Romeu Zema saiu de Minas Gerais com uma metáfora na mão e uma candidatura no bolso. Disse que o PL tem "frutas podres" e que o PT pratica populismo em ano eleitoral. Ambas as afirmações são verdadeiras, o que as torna perfeitamente inúteis como diagnóstico político, porque todo partido brasileiro tem frutas podres, e todo partido pratica populismo em ano eleitoral. Isso não é denúncia. É a descrição do cardápio.

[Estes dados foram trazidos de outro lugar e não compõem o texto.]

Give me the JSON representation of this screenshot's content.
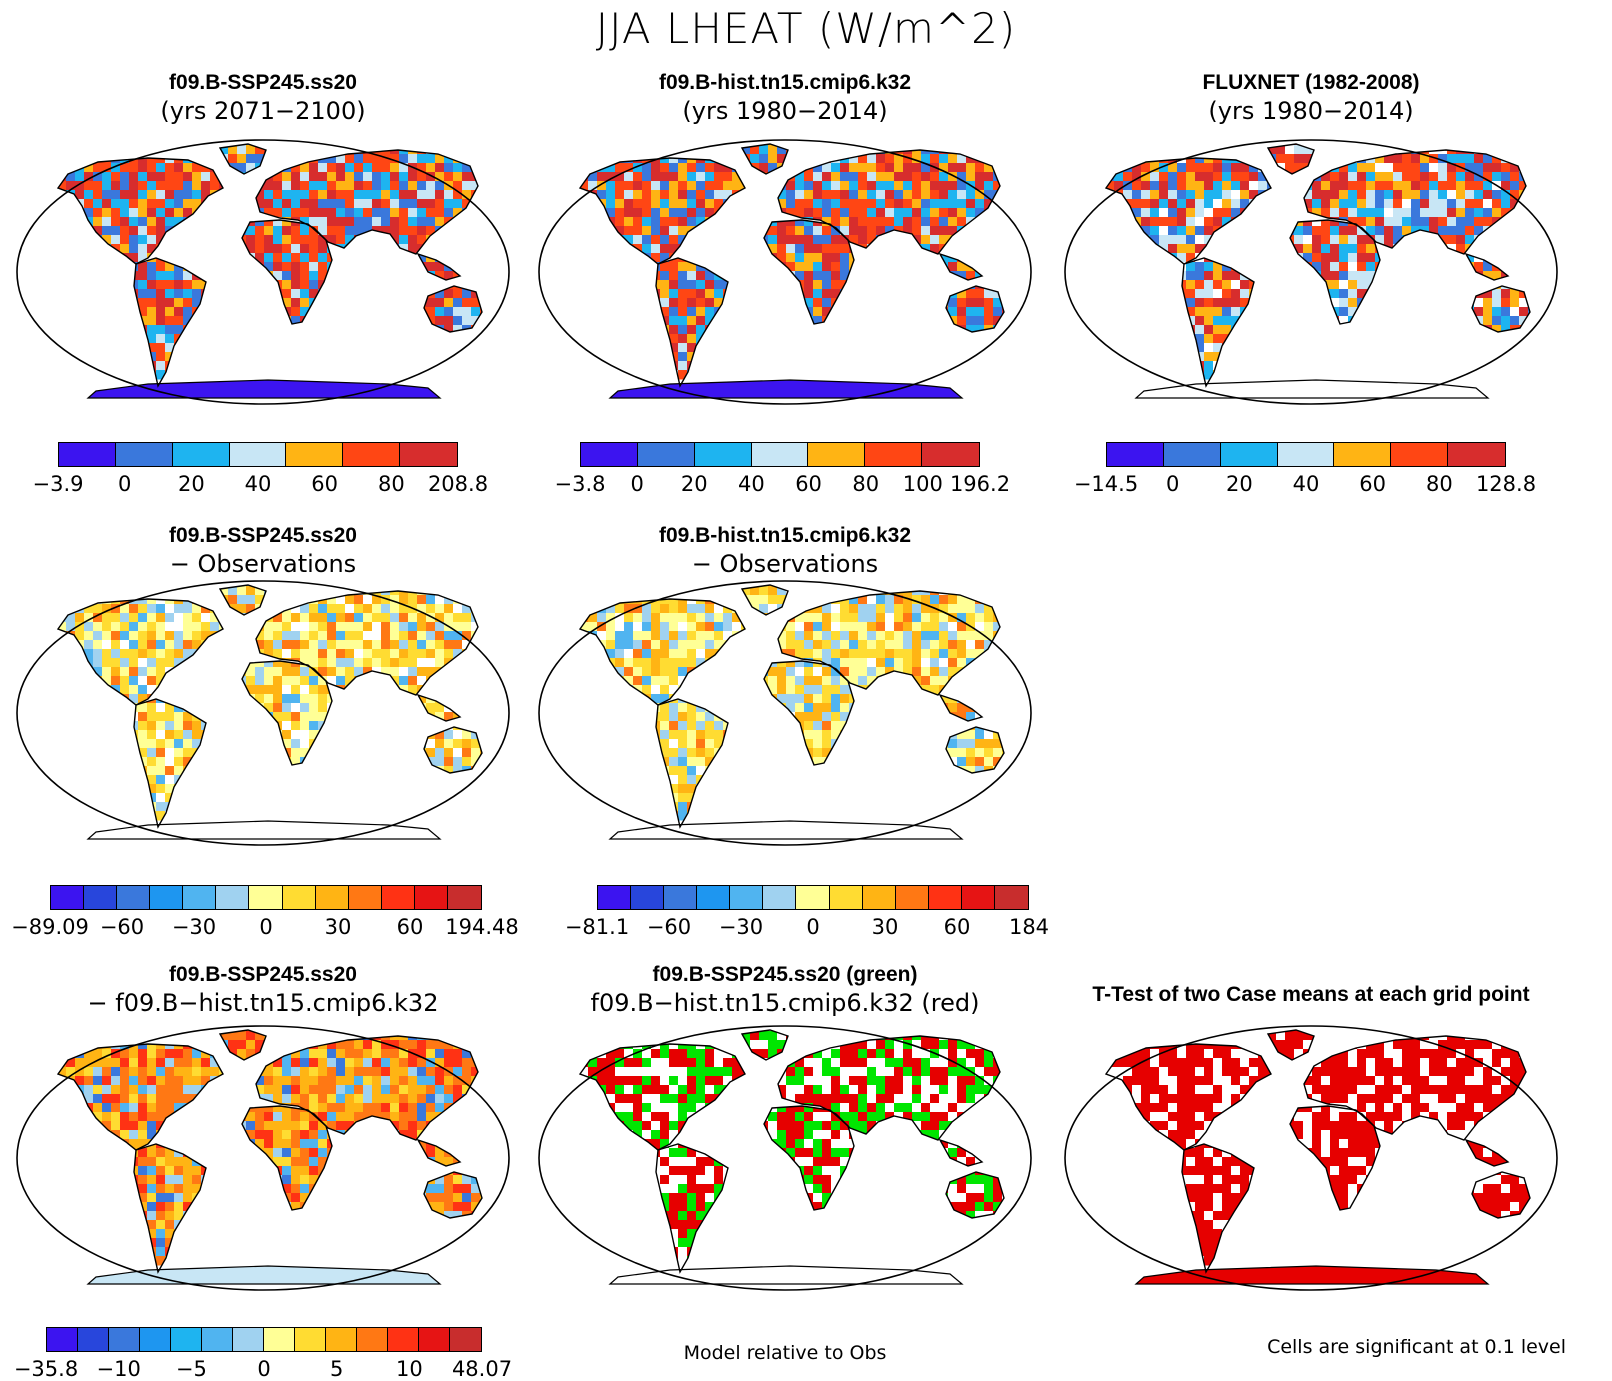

O que Zema está fazendo, com uma habilidade que merece reconhecimento técnico, é a manobra mais antiga do teatro eleitoral: apresentar-se como o único adulto numa sala de crianças mal-criadas. O Novo seria, nas palavras dele, "talvez o partido mais à direita do país". Talvez. A hesitação já revela a armadilha, porque uma convicção que começa com "talvez" não é convicção, é posicionamento de marketing. E marketing, no fundo, é o que separa um político honestos dos demais, só que ao contrário do que você imagina.
Siga o raciocínio concreto, não o discurso. O PL abriga Bolsonaro e seus herdeiros políticos, uma legenda que absorveu fisiologismo, emendas e barganha com a voracidade de quem não comeu em semanas. O PT governa com o mesmo manual clientelista que usava nos anos 2000, só que agora com a solenidade de quem finalmente voltou para casa e não admite questionamento. Entre os dois, Zema quer instalar uma terceira via que seja genuinamente liberal, ou seja, quer fazer o que o Brasil ainda não conseguiu fazer em duzentos anos de república: eleger alguém que de fato acredite que o governo deve encolher. É uma aposta corajosa. É também uma aposta que o próprio sistema eleitoral foi arquitetado para frustrar.
O problema da direita brasileira não é falta de discurso. É excesso de discurso e escassez de ação. Cada ciclo eleitoral produz um candidato que promete cortar gastos, reduzir o Estado, libertar o empreendedor e devolver o dinheiro ao contribuinte. Cada ciclo termina com o mesmo contribuinte pagando mais imposto, o mesmo Estado mais gordo e o mesmo candidato explicando por que as circunstâncias foram mais fortes que as convicções. O eleitor que acredita nessa narrativa pela terceira ou quarta vez não é otimista, é obstinado. E há uma diferença importante entre as duas coisas.
Quanto ao PT e o tal populismo eleitoral, a crítica de Zema é correta e, precisamente por isso, é fútil. Chamar o PT de populista em ano eleitoral é como reclamar que chove no inverno. O que o eleitor deveria exigir não é o diagnóstico, mas a alternativa. E a alternativa precisa ser mais do que um homem de terno que administrou bem Minas Gerais, porque administrar bem um estado brasileiro, dentro das regras do pacto federativo atual, é um feito honroso, mas não necessariamente uma prova de que alguém está preparado para enfrentar o que o governo federal representa: uma máquina de transferência compulsória de riqueza, aparelhada ao longo de décadas por interesses que não se dissolvem com uma boa intenção e um slogan de campanha.
A fruta podre que Zema não menciona é a própria natureza do sistema. Você pode trocar as frutas, colocar frutas novas, importar frutas de outro pomar. Mas se o pomar está envenenado pelo solo, pela água e pelo clima, a próxima colheita vai repetir o mesmo padrão. O Brasil tem um problema de solo, não de fruta. E enquanto os candidatos continuarem disputando quem tem a fruta menos podre, em vez de discutir se faz sentido manter este pomar neste tamanho, o eleitor continuará comprando o produto e voltando para casa com a mesma enxaqueca de sempre.
Com informações da InfoMoney. A análise e opinião são de O Algoz.